Representative images of 5 μm sections of von Kossa stained un-decalcified bone (A-H) were compared with 5μm sections of decalcified bone stained with ALP. A thick, fibrous periosteum is apparent in Cpa3Cre/+ bones (E, G asterix) in the absence of any significant difference in ALP activity. Bone formation with large osteoblasts adjacent to osteoid is apparent at 14d PO in WT (B) and Cpa3Cre/+ (F) bones, accompanied by high ALP activity. Active bone formation is sustained at 28d (G) and 56d (H) PO in Cpa3Cre/+ mice, but is less apparent in WT mice (C, D). Images are representative of N = 7 WT and N = 6 Cpa3Cre/+ at 5d PO; N = 16 WT and N = 11 Cpa3Cre/+ at 14d PO; N = 8 WT and N = 10 Cpa3Cre/+ at 28d PO and N = 6 WT and N = 8 Cpa3Cre/+ at 56d PO.
Fig 7.
Identification of osteoclasts and macrophages in regenerating bone.

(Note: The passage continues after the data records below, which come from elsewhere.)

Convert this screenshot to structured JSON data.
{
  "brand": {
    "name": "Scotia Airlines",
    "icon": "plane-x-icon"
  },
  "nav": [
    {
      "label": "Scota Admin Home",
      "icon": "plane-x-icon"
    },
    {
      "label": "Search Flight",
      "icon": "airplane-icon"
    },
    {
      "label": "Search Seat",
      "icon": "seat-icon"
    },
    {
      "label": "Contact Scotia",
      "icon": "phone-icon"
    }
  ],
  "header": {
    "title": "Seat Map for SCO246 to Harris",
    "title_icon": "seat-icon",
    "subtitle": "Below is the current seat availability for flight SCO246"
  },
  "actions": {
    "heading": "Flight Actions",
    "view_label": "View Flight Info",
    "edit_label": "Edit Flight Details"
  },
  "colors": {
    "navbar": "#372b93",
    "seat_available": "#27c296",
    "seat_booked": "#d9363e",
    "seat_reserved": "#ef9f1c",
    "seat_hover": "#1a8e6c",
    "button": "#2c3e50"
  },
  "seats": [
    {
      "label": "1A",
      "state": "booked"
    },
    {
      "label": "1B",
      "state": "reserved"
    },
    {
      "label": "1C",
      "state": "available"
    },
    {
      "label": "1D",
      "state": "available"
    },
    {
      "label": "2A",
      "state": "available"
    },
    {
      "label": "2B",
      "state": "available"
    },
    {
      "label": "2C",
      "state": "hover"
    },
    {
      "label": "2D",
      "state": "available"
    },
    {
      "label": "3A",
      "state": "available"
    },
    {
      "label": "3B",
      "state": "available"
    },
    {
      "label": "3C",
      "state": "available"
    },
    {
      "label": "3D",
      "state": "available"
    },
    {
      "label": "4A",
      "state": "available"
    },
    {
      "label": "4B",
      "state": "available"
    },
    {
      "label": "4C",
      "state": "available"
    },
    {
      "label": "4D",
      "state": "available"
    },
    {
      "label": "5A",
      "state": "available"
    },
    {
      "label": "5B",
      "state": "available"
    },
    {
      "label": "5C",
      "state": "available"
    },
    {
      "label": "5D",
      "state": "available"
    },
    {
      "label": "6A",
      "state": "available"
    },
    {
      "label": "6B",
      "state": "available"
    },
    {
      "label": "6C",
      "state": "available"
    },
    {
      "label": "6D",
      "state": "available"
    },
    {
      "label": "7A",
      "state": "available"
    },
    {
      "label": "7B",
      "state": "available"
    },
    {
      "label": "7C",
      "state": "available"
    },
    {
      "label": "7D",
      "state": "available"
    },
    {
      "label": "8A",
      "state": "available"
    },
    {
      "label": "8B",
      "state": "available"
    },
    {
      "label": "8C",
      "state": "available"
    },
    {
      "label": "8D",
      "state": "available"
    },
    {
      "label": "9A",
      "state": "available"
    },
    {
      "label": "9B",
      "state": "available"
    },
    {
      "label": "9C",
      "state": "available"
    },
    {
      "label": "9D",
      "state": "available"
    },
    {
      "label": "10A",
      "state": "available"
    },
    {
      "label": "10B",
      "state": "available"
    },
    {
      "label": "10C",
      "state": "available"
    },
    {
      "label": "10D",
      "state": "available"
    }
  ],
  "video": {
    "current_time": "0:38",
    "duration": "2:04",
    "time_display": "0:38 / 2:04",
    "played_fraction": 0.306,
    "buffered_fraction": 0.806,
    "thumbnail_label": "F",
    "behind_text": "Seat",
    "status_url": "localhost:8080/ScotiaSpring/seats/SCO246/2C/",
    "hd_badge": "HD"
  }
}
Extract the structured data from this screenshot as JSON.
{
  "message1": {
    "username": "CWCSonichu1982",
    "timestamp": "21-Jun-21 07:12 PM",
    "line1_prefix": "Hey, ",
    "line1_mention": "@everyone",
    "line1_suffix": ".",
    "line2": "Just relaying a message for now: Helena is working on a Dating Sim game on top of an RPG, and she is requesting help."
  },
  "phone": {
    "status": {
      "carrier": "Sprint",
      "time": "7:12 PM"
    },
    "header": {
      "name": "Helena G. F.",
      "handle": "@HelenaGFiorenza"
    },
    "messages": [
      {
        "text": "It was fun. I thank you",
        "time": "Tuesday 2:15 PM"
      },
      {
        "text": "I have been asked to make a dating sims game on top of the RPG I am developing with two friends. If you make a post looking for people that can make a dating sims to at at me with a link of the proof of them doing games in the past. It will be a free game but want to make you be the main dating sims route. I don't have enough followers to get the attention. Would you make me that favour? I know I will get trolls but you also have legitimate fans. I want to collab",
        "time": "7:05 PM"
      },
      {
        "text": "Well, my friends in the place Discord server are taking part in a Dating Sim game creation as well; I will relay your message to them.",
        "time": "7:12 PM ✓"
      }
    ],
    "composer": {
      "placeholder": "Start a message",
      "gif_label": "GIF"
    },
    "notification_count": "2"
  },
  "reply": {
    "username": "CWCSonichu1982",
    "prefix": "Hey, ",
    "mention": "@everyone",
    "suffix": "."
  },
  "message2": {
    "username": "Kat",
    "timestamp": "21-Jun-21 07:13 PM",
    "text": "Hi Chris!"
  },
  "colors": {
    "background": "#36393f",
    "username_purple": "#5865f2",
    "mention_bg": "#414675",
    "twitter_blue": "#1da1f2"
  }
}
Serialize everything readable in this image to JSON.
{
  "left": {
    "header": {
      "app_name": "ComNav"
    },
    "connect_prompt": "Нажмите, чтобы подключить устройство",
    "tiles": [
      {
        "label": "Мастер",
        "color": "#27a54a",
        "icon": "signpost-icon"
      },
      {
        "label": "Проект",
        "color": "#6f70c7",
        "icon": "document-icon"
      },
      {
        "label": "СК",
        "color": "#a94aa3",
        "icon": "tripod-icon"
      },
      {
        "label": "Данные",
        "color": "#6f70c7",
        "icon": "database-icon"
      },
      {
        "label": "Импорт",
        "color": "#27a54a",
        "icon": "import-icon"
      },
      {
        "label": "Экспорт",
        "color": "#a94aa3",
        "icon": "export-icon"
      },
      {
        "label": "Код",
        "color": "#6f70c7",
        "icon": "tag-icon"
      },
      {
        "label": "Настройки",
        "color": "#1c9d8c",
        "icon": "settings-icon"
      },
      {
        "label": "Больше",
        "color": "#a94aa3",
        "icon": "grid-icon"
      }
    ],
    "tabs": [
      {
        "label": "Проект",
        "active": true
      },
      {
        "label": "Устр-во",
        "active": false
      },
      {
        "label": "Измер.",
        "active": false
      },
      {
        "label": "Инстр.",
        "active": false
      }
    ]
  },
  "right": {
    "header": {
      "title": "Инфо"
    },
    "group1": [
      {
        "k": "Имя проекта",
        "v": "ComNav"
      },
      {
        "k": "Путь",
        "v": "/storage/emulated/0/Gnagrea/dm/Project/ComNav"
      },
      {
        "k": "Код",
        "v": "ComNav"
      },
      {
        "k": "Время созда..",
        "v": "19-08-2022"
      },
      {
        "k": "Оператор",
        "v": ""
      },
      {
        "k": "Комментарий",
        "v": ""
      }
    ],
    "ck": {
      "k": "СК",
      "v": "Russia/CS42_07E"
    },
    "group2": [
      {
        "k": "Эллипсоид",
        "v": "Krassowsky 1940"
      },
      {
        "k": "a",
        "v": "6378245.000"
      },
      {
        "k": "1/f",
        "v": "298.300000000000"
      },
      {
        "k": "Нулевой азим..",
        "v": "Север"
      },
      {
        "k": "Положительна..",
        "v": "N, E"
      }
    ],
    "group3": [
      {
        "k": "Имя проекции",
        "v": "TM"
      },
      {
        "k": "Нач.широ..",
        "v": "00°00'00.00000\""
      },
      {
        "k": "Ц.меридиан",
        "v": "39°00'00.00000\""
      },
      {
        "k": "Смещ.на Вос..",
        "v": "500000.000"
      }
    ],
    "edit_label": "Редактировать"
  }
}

5 μm sections of decalcified bone were stained with tartrate resistant acid phosphatase (TRAP) or immunochemically with the macrophage marker F4/80. Representative images show more TRAP activity in WT than in Cpa3Cre/+ bones at 5d (A vs B) and 14d (C vs D) PO, and less at 28d (E vs F) PO. F4/80 positive macrophages were seen in condensed mesenchyme filling the defect/medulla at 5d PO in both WT (A1) and Cpa3Cre/+ (B1) bones. In WT bone, F4/80 positive cells can be seen lining vessels at 14d (C1) PO and scattered throughout bone marrow at 28d (E1) PO, whereas they were embedded in fibrous tissue in Cpa3Cre/+ bone (F1). Images are representative of N = 7 WT and N = 6 Cpa3Cre/+ at 5d PO; N = 16 WT and N = 11 Cpa3Cre/+ at 14d PO; N = 8 WT and N = 10 Cpa3Cre/+ at 28d PO and N = 6 WT and N = 8 Cpa3Cre/+ at 56d PO.